Debenhams has issued yet another profit warning.
The UK department store expects full-year profits to be lower than expectations due to “increased competitor discounting and weakness in key markets”.
The company expects profits to be between £35 million and £40 million, down from a previously revised forecast of £50.3 million.
In the 15 weeks to 16 June, like-for-like sales at stores open for over a year dropped by 1.7%, while digital sales rose by 16% in the same period.
The retailer said that it will be accelerating cost-cutting strategies and plans to move on to a “new leaner operating model” that will “unlock further opportunity to drive effencies in the future”.
Debenhams chief executive Sergio Bucher said the company will try and negotiate rent reductions with landlords on 25 locations.

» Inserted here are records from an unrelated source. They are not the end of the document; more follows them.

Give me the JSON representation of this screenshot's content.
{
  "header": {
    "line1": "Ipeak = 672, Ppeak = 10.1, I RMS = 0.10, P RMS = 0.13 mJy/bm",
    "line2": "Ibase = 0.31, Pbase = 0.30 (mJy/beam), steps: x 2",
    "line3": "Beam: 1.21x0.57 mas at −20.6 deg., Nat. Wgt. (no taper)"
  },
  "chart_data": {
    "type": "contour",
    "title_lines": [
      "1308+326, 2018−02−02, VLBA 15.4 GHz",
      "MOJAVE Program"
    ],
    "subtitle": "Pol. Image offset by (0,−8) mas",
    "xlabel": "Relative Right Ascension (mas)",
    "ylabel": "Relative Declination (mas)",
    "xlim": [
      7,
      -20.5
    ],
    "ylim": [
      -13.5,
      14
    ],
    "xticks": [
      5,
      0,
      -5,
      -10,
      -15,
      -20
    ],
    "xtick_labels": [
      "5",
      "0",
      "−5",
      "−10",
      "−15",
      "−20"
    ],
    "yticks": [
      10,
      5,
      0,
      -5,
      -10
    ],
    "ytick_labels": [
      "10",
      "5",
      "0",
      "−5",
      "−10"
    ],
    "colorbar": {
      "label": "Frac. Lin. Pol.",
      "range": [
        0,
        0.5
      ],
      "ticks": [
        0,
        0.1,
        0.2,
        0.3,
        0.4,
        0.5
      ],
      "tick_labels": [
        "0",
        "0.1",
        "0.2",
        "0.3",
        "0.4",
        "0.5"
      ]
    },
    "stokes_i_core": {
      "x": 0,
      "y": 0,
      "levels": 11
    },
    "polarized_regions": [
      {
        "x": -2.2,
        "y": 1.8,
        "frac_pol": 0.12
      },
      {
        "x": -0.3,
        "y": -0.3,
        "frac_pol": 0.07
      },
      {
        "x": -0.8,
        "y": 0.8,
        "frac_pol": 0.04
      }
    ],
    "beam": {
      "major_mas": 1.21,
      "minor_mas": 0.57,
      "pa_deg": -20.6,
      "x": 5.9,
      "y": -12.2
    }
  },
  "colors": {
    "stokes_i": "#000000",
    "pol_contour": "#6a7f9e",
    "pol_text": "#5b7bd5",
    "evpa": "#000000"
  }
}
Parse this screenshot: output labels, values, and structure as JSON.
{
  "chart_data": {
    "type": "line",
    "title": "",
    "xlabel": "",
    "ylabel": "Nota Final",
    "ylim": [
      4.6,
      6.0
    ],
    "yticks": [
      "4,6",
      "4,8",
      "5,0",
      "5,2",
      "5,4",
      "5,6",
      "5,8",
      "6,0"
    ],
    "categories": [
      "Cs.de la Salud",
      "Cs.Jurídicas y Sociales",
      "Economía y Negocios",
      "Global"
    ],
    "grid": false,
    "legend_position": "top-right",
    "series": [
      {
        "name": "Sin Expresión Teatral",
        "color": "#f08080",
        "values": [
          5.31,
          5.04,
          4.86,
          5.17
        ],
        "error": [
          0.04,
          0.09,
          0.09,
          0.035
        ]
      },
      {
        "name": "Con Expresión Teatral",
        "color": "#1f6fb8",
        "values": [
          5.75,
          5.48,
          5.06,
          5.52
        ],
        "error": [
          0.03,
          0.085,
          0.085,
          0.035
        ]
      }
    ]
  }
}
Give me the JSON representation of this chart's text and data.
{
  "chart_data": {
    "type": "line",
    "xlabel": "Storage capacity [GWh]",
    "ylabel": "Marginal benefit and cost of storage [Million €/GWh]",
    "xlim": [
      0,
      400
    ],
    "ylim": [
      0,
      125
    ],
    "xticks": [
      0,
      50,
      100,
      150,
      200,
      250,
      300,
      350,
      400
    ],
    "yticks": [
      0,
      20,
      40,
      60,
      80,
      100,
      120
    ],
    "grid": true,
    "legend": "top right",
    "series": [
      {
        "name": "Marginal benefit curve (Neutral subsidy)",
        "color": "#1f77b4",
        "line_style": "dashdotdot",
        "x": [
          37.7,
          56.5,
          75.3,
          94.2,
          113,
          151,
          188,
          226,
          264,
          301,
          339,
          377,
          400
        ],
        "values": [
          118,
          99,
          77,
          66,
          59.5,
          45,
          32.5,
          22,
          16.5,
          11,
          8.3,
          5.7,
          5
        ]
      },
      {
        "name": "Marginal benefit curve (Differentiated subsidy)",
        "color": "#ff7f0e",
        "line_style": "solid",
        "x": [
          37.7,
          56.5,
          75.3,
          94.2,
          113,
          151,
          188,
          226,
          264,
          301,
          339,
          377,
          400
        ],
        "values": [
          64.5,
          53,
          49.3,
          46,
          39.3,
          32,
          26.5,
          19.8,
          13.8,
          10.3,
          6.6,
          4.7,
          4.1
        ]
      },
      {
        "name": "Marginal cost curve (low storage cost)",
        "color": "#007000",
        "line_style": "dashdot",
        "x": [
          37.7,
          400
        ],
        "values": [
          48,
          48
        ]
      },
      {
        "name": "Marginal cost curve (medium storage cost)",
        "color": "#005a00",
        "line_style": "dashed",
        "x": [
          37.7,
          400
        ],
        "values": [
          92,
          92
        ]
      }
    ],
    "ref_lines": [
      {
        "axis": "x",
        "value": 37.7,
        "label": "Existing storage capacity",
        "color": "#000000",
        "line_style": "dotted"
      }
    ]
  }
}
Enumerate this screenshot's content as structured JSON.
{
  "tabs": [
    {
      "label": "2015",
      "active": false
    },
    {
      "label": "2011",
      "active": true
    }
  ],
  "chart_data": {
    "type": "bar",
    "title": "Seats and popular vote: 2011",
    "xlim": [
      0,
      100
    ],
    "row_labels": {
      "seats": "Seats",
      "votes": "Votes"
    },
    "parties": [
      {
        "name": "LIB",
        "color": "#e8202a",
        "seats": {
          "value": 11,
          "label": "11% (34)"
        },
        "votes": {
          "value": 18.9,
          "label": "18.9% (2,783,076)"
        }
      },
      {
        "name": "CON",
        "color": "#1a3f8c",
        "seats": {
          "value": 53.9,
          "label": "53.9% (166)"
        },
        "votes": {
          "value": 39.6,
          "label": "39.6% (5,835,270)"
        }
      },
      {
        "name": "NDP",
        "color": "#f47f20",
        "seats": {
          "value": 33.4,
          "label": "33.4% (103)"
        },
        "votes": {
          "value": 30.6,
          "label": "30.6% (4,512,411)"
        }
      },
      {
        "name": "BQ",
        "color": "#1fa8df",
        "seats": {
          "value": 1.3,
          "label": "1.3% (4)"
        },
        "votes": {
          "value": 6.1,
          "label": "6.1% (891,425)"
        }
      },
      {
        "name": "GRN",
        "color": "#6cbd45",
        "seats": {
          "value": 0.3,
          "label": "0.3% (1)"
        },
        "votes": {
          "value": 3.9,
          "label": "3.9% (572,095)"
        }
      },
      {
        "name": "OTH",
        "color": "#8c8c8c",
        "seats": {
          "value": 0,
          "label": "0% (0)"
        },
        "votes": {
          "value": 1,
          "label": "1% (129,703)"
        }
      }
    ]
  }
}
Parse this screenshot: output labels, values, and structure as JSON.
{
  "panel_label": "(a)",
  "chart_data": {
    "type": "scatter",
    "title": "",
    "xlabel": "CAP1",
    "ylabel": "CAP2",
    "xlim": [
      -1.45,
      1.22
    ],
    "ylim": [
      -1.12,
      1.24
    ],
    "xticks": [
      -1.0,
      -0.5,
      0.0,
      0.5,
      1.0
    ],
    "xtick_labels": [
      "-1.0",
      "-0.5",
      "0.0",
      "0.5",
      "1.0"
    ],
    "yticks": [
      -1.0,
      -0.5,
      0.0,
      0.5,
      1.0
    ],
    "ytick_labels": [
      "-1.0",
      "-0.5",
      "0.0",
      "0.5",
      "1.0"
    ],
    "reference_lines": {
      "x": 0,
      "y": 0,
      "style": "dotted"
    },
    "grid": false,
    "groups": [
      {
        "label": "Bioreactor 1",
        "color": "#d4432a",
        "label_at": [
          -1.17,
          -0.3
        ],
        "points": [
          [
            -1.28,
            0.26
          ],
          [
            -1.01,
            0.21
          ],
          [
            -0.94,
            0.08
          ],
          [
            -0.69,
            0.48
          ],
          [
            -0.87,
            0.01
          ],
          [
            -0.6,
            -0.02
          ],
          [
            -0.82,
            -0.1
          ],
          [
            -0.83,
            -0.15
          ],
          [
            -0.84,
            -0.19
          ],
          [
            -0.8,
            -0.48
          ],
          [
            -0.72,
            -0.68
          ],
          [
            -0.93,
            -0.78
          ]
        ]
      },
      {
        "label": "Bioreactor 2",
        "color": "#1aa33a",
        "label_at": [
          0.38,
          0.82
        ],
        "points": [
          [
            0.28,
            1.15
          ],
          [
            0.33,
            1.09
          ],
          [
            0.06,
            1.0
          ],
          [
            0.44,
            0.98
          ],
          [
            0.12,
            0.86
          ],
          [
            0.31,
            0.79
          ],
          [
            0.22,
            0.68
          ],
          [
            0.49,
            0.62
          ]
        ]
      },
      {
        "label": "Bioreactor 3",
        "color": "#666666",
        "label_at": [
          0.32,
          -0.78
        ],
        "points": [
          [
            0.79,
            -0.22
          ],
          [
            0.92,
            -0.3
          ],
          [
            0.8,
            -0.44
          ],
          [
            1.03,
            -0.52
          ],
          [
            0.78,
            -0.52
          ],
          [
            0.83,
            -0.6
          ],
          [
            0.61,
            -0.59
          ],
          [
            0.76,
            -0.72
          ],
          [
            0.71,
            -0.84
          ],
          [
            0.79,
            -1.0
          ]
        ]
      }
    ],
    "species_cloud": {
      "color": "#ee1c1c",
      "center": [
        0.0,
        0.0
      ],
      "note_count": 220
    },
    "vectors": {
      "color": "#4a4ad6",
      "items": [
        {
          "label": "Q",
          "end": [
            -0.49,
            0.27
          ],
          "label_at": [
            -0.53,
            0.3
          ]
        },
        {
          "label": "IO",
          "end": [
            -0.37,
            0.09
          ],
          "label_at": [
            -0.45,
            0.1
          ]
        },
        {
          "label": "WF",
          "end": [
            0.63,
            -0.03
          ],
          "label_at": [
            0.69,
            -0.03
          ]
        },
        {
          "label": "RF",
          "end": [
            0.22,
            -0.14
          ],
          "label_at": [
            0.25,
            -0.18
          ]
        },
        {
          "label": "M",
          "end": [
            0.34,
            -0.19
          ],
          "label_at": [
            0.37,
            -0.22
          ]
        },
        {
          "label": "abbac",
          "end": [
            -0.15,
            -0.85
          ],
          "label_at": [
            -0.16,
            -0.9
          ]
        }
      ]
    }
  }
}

Debenhams will also be closing up to 10 loss-making stores and cut the size of at least 30 stores.
“It is well-documented that these are exceptionally difficult times in UK retail and our trading performance in this quarter reflects that.
“We don’t see these conditions changing in the near future and, because it is our priority to maintain a robust balance sheet, we are making very careful choices about how we deploy capital.
“We see clear evidence of progress as our digital growth outperforms the market and customers respond positively to our product improvements and format trials.
“We have also put in place a leaner operational structure and made a number of important hires so that we are well-equipped to navigate the market turbulence.”
The profit warning comes as many high street retailers in the UK face challenges as consumers shift more towards online shopping.
Shares in Debenhams dropped by almost a fifth in early trading down on Tuesday down to 16.9p.